Affordance is more general: “a quality of an object, or an environment, that allows an individual to perform an action”. Don Norman, author of The Design of Everyday Things, elaborates on perceived affordance:
…Because I can click anytime I want, it is wrong to argue whether a graphical object on the screen “affords clicking.” It does. The real question is about the perceived affordance: Does the user perceive that clicking on that location is a meaningful, useful action to perform?
More from Universal Principles of Design, pg. 20:
Images of common physical objects and environments can enhance the usability of a design. For instance, a drawing of a three-dimensional button on a computer screen leverages our knowledge of the physical characteristics of buttons and, therefore, appears to afford pressing. The popular “desktop” metaphor used by computer operating systems is based on this idea – images of common items like trash cans and folders leverage our knowledge or how those items function in the real world and, thus, suggest their function in the software environment.
(They’re both buttons.)
In other words, is it obvious from the design of your application what can be clicked and what can’t?
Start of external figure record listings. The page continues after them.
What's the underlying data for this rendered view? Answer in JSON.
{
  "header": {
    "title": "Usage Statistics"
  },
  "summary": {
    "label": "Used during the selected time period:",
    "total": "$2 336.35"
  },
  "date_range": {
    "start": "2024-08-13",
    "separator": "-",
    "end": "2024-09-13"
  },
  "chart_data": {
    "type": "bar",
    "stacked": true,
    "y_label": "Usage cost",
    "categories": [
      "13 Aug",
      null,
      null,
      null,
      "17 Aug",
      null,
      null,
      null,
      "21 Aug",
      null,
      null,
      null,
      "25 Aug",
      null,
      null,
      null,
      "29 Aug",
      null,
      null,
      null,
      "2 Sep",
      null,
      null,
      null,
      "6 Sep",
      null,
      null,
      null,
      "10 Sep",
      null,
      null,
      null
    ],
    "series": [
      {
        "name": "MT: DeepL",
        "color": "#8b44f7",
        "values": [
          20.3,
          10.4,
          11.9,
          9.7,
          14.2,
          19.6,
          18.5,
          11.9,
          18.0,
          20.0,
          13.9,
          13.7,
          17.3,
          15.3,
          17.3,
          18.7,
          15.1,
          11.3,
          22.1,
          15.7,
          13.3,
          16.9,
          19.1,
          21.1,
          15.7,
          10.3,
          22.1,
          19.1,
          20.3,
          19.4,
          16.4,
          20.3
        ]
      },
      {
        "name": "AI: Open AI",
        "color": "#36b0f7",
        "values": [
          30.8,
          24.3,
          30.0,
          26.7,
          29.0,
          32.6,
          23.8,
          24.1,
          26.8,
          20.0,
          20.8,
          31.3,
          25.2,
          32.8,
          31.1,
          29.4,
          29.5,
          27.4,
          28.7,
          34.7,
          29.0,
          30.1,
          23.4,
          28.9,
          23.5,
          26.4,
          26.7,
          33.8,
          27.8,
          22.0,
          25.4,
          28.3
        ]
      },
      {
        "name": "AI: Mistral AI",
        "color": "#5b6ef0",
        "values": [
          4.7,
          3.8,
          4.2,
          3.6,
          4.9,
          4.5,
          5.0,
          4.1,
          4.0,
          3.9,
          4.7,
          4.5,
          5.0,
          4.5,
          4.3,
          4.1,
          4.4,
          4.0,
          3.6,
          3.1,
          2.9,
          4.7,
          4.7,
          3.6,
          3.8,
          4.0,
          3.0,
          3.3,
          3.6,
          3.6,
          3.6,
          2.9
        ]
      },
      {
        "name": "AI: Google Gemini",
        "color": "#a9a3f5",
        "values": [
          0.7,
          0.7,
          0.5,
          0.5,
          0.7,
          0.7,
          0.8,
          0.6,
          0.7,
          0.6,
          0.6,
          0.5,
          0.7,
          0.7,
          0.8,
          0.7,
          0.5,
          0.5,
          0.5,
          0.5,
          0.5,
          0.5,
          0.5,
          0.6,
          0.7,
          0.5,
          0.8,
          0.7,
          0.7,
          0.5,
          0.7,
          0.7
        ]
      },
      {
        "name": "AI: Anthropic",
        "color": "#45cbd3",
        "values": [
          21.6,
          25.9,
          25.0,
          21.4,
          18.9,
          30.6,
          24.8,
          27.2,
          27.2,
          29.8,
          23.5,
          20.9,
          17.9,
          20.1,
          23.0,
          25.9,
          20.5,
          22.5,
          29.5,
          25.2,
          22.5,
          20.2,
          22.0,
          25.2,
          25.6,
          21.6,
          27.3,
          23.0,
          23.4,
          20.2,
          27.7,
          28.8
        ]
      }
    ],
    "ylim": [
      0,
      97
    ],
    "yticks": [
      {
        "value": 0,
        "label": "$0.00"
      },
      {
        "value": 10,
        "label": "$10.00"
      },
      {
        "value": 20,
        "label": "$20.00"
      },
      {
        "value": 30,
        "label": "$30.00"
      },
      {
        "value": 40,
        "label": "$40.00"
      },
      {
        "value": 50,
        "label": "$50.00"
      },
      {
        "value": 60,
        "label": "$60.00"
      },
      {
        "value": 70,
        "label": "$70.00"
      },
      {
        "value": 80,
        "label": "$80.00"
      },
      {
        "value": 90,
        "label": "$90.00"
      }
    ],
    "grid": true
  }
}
Giving your entire application the same flatness when certain components are intended to be clicked can cause areas of importance to be overlooked by the user. Similarly, it is misleading to make pie and bar charts look like lollipops and old-fashioned stick candy when they are not interactive.
I don’t know how much weight I would give this – because it’s subjective – but another design principle that could be relevant is the aesthetic-usability effect.
Advances in our understanding of emotion and affect have implications for the science of design. Affect changes the operating parameters of cognition: positive affect enhances creative, breadth-first thinking whereas negative affect focuses cognition, enhancing depth-first processing and minimizing distractions. Therefore, it is essential that products designed for use under stress follow good human-centered design, for stress makes people less able to cope with difficulties and less flexible in their approach to problem solving. Positive affect makes people more tolerant of minor difficulties and more flexible and creative in finding solutions. Products designed for more relaxed, pleasant occasions can enhance their usability through pleasant, aesthetic design. Aesthetics matter: attractive things work better.
Frankly, I don’t find these kinds of things attractive.